With all that in mind, I’ll plug in players that I like and see what kind of team I expect to construct. Then I’ll bring that budget to my auction on a separate grid from the one I use to track my (and every other team’s) players and remaining money. When I get a player, I’ll put him in the appropriate budget slot and determine if I need to redistribute the wealth one way or another.
And thus far this year, that budget page has had a whole lot of scribbling and redistributing.
Without divulging too much of my game plan (because I still have one auction remaining, and that group isn’t afraid to quote back to me things I’ve written on certain players when I throw them out for bidding), I can safely say that the elite running backs aren’t going for the premium prices they usually do. However, that means the mid-tier backs—the ones those who spend big on wideouts usually expect to get in the low- to mid-teens in a $100 cap auction—are pricier than expected. You have to dig a little deeper—and incur a little more risk—to get some RB values; that said, spending $8 instead of $12 does free you up to spend a couple bucks more on those elite receivers—turning, say, Dwayne Bowe or Marques Colston into Calvin Johnson or Greg Jennings.

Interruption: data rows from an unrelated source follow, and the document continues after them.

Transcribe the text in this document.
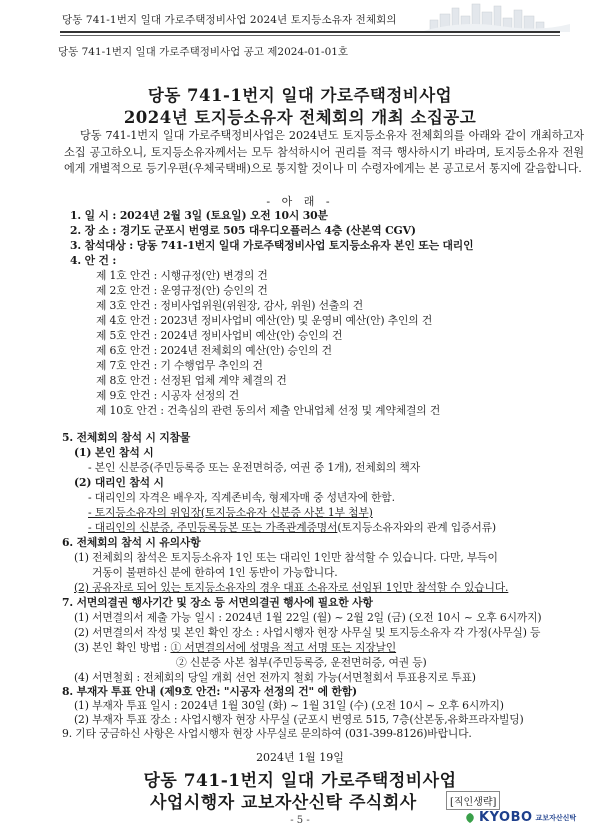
당동 741-1번지 일대 가로주택정비사업 2024년 토지등소유자 전체회의
당동 741-1번지 일대 가로주택정비사업 공고 제2024-01-01호
당동 741-1번지 일대 가로주택정비사업
2024년 토지등소유자 전체회의 개최 소집공고
당동 741-1번지 일대 가로주택정비사업은 2024년도 토지등소유자 전체회의를 아래와 같이 개최하고자 소집 공고하오니, 토지등소유자께서는 모두 참석하시어 권리를 적극 행사하시기 바라며, 토지등소유자 전원에게 개별적으로 등기우편(우체국택배)으로 통지할 것이나 미 수령자에게는 본 공고로서 통지에 갈음합니다.
- 아 래 -
1. 일 시 : 2024년 2월 3일 (토요일) 오전 10시 30분
2. 장 소 : 경기도 군포시 번영로 505 대우디오플러스 4층 (산본역 CGV)
3. 참석대상 : 당동 741-1번지 일대 가로주택정비사업 토지등소유자 본인 또는 대리인
4. 안 건 :
제 1호 안건 : 시행규정(안) 변경의 건
제 2호 안건 : 운영규정(안) 승인의 건
제 3호 안건 : 정비사업위원(위원장, 감사, 위원) 선출의 건
제 4호 안건 : 2023년 정비사업비 예산(안) 및 운영비 예산(안) 추인의 건
제 5호 안건 : 2024년 정비사업비 예산(안) 승인의 건
제 6호 안건 : 2024년 전체회의 예산(안) 승인의 건
제 7호 안건 : 기 수행업무 추인의 건
제 8호 안건 : 선정된 업체 계약 체결의 건
제 9호 안건 : 시공자 선정의 건
제 10호 안건 : 건축심의 관련 동의서 제출 안내업체 선정 및 계약체결의 건
5. 전체회의 참석 시 지참물
(1) 본인 참석 시
- 본인 신분증(주민등록증 또는 운전면허증, 여권 중 1개), 전체회의 책자
(2) 대리인 참석 시
- 대리인의 자격은 배우자, 직계존비속, 형제자매 중 성년자에 한함.
- 토지등소유자의 위임장(토지등소유자 신분증 사본 1부 첨부)
- 대리인의 신분증, 주민등록등본 또는 가족관계증명서(토지등소유자와의 관계 입증서류)
6. 전체회의 참석 시 유의사항
(1) 전체회의 참석은 토지등소유자 1인 또는 대리인 1인만 참석할 수 있습니다. 다만, 부득이
거동이 불편하신 분에 한하여 1인 동반이 가능합니다.
(2) 공유자로 되어 있는 토지등소유자의 경우 대표 소유자로 선임된 1인만 참석할 수 있습니다.
7. 서면의결권 행사기간 및 장소 등 서면의결권 행사에 필요한 사항
(1) 서면결의서 제출 가능 일시 : 2024년 1월 22일 (월) ~ 2월 2일 (금) (오전 10시 ~ 오후 6시까지)
(2) 서면결의서 작성 및 본인 확인 장소 : 사업시행자 현장 사무실 및 토지등소유자 각 가정(사무실) 등
(3) 본인 확인 방법 : ① 서면결의서에 성명을 적고 서명 또는 지장날인
② 신분증 사본 첨부(주민등록증, 운전면허증, 여권 등)
(4) 서면철회 : 전체회의 당일 개회 선언 전까지 철회 가능(서면철회서 투표용지로 투표)
8. 부재자 투표 안내 (제9호 안건: "시공자 선정의 건" 에 한함)
(1) 부재자 투표 일시 : 2024년 1월 30일 (화) ~ 1월 31일 (수) (오전 10시 ~ 오후 6시까지)
(2) 부재자 투표 장소 : 사업시행자 현장 사무실 (군포시 번영로 515, 7층(산본동,유화프라자빌딩)
9. 기타 궁금하신 사항은 사업시행자 현장 사무실로 문의하여 (031-399-8126)바랍니다.
2024년 1월 19일
당동 741-1번지 일대 가로주택정비사업
사업시행자 교보자산신탁 주식회사	[직인생략]
- 5 -	KYOBO 교보자산신탁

There also seems to be a sharper line between the mid-tier and bottom-tier guys. More owners are inclined to spend heavily on their core group of starters, then rely on $1 and $2 finds for backups. If you’re fortunate enough to fill your core group on the cheap, saving enough for three or four late $2 bids will not only give you the run of the board at the end of the evening—in essence, playing “name your sleeper”—it also drives those who made an early visit to “dollar days” into an absolute tizzy.
And a frazzled bidder makes mistakes—mistakes you can capitalize on.
If, of course, you’ve got a Plan B… just in case.